# How can I prove that two algorithms for weighted sampling without replacement are equivalent?

I have a table with N rows and n unique elements. Let j denote the row index and i denote the element. In the table below $$N=9, n=3$$. Let $$w_i$$ denote the count of element i. For example, $$w_1=4, w_2=3, w_3=2$$, in the table below. $$\sum_{i=1}^n w_i = N$$.

I want to do a weighted sampling of $$m$$ elements without replacement from this table, where the weight of element $$i$$ is $$w_i$$. I have two schemes and want to know if they're equivalent i.e., if they have the same probability of sampling any tuple of $$m$$ unique elements.

Assume $$m=2$$ for the discussion. Here are the two algorithms.

## Scheme1

Generate a uniform random number $$U_j \in [0,1]$$ for each row. Sort the rows in decreasing order by $$U_j$$, and pick the top $$m$$ unique elements. So I keep scrolling the table till I find $$m$$ unique elements. The figure below shows the table after sorting, and in this case I would pick $$m=2$$ elements $$i=1,3$$.

## Scheme 2

The other scheme, which is typically used to perform weighted sampling without replacement (see Algorithm A in https://utopia.duth.gr/~pefraimi/research/data/2007EncOfAlg.pdf), is to roll up the j index, so we have a table containing the $$n$$ elements exactly once (group by operation on the above table). We then generate random numbers $$U_i^{1/w_i}$$, sort by these values, and pick the top 2 elements. In the table below, the elements $$i=2,3$$ would be selected.

## Question

Are these two sampling schemes equivalent? How can I prove / verify this?

• For your real-life sampling what is the number of unique values and what is the largest sample size being considered? While I suspect that the two schemes are equivalent for all sample sizes and numbers of unique values, for small enough sample sizes one can show the equivalence explicitly.
– JimB
May 25, 2020 at 22:45
• The number of unique values is a million, and the sample size being consider is in thousands (5K for example). So an empirical verification is difficult. But your "proof" is a good starting point. I suspect that this should be a known result if true but haven't found a reference yet. May 30, 2020 at 0:45
• Good. Yes, I would agree this must have proved appropriately and probably many decades ago. I've written Mathematic code for both approaches and while I haven't got Mathematica to simplify symbolically to the same for both schemes, for all sorts of numerical examples they give the same results. (And that's probably my fault rather than Mathematica's.)
– JimB
May 30, 2020 at 0:55

If you just want to feel more comfortable about the equivalence, then performing simulations using both schemes would be good.

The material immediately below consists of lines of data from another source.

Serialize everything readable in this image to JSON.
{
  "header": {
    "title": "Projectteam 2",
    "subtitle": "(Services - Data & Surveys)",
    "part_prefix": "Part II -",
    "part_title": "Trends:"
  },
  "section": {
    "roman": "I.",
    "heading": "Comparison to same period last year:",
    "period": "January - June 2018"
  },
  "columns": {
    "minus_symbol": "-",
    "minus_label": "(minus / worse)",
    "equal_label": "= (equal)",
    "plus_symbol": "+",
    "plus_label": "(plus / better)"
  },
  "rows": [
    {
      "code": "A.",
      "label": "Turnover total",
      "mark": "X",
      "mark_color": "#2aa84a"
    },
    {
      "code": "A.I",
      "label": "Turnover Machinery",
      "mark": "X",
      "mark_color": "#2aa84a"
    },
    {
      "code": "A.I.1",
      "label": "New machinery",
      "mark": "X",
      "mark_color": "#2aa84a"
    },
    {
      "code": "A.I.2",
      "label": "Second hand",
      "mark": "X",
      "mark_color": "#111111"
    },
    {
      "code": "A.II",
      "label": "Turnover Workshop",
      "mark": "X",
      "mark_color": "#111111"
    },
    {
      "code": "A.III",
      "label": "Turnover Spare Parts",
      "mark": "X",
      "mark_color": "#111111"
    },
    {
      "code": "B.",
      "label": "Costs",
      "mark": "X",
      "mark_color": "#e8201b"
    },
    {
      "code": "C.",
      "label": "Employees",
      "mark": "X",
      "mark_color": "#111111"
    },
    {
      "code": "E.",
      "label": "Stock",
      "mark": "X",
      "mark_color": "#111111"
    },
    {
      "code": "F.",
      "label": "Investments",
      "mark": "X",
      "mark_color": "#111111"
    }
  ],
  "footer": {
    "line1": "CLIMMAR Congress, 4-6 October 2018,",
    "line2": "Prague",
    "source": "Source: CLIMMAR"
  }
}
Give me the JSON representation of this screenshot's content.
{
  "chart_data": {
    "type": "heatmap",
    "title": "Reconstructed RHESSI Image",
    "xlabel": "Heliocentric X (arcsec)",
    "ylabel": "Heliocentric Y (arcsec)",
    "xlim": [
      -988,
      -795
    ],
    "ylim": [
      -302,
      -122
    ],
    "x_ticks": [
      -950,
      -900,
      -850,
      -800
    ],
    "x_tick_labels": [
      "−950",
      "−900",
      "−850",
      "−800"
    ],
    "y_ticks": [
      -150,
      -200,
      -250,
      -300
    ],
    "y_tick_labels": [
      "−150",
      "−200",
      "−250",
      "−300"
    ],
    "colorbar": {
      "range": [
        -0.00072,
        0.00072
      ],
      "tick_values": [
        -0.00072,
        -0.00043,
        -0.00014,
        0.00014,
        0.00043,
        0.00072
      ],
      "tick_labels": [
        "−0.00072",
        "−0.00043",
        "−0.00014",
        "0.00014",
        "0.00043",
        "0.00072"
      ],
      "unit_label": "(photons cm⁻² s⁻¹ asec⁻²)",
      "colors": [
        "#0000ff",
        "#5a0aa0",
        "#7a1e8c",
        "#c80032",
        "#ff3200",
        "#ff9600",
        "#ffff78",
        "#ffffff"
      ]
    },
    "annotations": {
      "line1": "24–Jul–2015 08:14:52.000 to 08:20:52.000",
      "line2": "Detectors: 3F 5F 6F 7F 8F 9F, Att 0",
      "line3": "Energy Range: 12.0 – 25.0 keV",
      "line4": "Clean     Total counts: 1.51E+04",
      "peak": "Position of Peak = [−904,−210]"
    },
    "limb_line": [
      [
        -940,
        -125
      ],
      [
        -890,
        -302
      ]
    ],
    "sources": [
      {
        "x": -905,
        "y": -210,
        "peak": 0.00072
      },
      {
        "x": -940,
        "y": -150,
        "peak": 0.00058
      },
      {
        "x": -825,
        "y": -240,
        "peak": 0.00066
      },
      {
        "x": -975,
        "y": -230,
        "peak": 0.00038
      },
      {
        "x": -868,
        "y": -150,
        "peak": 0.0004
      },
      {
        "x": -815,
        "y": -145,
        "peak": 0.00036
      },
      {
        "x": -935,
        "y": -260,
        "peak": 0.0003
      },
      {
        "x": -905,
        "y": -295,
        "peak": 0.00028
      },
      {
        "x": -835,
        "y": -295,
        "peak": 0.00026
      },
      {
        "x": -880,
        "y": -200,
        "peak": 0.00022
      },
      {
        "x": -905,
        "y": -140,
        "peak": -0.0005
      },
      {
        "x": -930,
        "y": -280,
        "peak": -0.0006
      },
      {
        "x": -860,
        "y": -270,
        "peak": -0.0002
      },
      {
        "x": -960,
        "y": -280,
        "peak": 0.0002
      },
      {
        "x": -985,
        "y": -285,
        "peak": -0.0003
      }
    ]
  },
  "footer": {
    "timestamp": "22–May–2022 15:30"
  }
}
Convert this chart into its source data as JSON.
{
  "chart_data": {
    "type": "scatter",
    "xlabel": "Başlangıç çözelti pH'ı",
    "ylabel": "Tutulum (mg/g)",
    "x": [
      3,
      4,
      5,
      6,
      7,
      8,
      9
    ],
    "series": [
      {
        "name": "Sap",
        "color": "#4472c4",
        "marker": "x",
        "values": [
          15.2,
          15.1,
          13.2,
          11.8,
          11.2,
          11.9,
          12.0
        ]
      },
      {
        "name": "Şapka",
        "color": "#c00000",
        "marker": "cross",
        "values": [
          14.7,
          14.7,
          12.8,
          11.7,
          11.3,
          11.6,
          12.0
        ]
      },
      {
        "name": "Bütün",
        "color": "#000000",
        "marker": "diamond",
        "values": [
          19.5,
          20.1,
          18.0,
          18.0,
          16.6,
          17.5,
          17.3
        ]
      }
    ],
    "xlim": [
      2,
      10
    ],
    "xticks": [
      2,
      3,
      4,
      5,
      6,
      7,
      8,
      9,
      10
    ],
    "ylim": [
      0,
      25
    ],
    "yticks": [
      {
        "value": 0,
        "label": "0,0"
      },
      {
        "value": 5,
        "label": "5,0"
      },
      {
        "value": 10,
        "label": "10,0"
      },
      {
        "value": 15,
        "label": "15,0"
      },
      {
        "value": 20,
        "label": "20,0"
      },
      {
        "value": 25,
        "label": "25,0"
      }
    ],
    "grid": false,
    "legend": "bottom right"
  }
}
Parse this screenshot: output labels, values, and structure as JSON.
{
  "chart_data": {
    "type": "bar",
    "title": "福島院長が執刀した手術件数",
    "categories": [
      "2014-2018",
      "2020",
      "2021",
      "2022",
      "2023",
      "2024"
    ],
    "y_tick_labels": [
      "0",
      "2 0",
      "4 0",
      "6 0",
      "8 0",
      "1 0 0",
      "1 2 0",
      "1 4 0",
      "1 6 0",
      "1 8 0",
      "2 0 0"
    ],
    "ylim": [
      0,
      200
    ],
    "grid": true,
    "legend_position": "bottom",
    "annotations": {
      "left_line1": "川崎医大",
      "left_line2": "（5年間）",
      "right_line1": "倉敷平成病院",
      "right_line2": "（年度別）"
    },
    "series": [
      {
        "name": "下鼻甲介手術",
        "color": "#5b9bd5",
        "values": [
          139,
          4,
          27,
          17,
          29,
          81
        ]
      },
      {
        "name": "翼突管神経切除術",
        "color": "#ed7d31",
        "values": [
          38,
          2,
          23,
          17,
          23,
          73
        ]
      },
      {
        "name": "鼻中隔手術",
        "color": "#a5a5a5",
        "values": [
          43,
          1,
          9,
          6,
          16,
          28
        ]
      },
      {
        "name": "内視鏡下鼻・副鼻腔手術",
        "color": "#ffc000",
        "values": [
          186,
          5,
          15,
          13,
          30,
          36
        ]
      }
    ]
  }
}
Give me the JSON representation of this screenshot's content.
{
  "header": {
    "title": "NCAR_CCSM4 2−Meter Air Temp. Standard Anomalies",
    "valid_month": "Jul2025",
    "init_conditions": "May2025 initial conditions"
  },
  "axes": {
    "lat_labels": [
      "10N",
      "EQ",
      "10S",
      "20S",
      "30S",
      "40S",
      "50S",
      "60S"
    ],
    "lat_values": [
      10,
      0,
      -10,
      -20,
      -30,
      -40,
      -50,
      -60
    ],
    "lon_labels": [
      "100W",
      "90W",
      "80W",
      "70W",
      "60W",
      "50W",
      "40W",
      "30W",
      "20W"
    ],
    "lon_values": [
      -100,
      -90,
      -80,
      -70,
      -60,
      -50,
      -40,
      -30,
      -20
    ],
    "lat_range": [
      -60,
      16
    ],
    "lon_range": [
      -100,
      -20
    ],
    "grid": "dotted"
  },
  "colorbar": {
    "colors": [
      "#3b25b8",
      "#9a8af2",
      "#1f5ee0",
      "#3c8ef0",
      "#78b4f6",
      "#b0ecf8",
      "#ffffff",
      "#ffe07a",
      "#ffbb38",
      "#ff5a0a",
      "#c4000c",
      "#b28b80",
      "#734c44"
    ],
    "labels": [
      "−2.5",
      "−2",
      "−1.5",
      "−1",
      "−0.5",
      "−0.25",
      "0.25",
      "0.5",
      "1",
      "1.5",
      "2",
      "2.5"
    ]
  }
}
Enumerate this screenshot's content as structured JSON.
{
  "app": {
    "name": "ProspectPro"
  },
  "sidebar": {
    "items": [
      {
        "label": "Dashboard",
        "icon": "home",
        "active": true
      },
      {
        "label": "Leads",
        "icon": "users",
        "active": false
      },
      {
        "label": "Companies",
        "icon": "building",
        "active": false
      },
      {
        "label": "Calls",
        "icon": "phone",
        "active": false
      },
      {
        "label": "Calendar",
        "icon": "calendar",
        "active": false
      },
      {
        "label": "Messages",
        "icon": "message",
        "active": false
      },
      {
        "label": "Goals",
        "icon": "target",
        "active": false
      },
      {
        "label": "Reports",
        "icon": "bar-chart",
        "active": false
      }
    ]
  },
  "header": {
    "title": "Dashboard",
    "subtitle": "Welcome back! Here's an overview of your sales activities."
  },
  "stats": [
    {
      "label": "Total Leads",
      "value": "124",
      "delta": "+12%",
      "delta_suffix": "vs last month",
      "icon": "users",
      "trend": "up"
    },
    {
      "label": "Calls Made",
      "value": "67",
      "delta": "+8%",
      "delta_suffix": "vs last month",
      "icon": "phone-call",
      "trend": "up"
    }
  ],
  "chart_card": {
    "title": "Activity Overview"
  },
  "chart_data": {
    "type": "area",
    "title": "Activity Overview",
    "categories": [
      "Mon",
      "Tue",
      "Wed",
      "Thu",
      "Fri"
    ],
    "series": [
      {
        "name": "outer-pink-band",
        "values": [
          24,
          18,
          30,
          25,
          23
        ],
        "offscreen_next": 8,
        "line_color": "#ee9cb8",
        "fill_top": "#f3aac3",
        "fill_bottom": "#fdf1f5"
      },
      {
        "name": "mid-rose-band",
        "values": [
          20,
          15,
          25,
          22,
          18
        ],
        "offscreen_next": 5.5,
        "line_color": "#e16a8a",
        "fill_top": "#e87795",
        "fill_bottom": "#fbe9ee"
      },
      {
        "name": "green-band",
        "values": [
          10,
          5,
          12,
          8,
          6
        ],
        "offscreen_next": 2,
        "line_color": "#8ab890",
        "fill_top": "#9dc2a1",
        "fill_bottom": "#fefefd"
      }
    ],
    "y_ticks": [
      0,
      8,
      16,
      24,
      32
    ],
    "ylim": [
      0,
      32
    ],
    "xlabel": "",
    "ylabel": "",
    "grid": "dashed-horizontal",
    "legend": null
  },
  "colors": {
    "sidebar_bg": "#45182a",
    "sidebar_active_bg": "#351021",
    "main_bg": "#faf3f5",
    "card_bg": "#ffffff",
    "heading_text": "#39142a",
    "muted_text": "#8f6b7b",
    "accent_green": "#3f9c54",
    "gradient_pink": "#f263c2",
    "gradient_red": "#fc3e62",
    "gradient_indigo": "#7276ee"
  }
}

Here I'll do a brute force but limited proof.

For the first scheme consider just obtaining the proportion of equally likely arrangements that a 1 is followed by a 2. That can happen in with several different arrangements: {1,2}, {1,1,2}, {1,1,1,2}, {1,1,1,1,2}, etc. If we use the frequency counts ($$w_1$$, $$w_2$$, and $$w_3$$), then that probability is

$$\frac{w_1}{n} \left(\frac{w_2}{n-1}+\sum _{j=1}^{w_1-1} \frac{w_2 \left(\prod _{i=1}^j \frac{w_1-i}{n-i}\right)}{n-j-1}\right)$$

That simplifies to $$\frac{w_1 w_2}{(w_2+w_3) (w_1+w_2+w_3)}$$.

For the second scheme note that a uniform random variable $$U$$ raised to the $$1/w$$ power has a $$\text{Beta}(w,1)$$ distribution. As we have independent random variables $$Z_i=U_i^{1/w_i}$$ for $$i=1,2,3$$, we can integrate over the product of the pdf's such that $$Z_1>Z_2>Z_3$$.

$$\int _0^1\int _0^{z_1}\int _0^{z_2}\frac{z_1^{w_1-1} z_2^{w_2-1} z_3^{w_3-1}}{B(w_1,1) B(w_2,1) B(w_3,1)}dz_3 dz_2 dz_1$$

$$=w_1 w_2 w_3 \int _0^1\int _0^{z_1}\int _0^{z_2} z_1^{w_1-1} z_2^{w_2-1} z_3^{w_3-1}dz_3 dz_2 dz_1$$

$$=\frac{w_1 w_2}{(w_2+w_3) (w_1+w_2+w_3)}$$

where $$B(a,b)=\frac{\Gamma (a) \Gamma (b)}{\Gamma (a+b)}$$.

So we end up with the same result.

I'm sure this "proof" can be made much more solid and one can see if $$n=\sum_i^k w_i$$, then the probability of obtaining an $$i$$ followed by a $$j$$ (with $$i\neq j$$) is $$w_i w_j/(n(n-w_i))$$.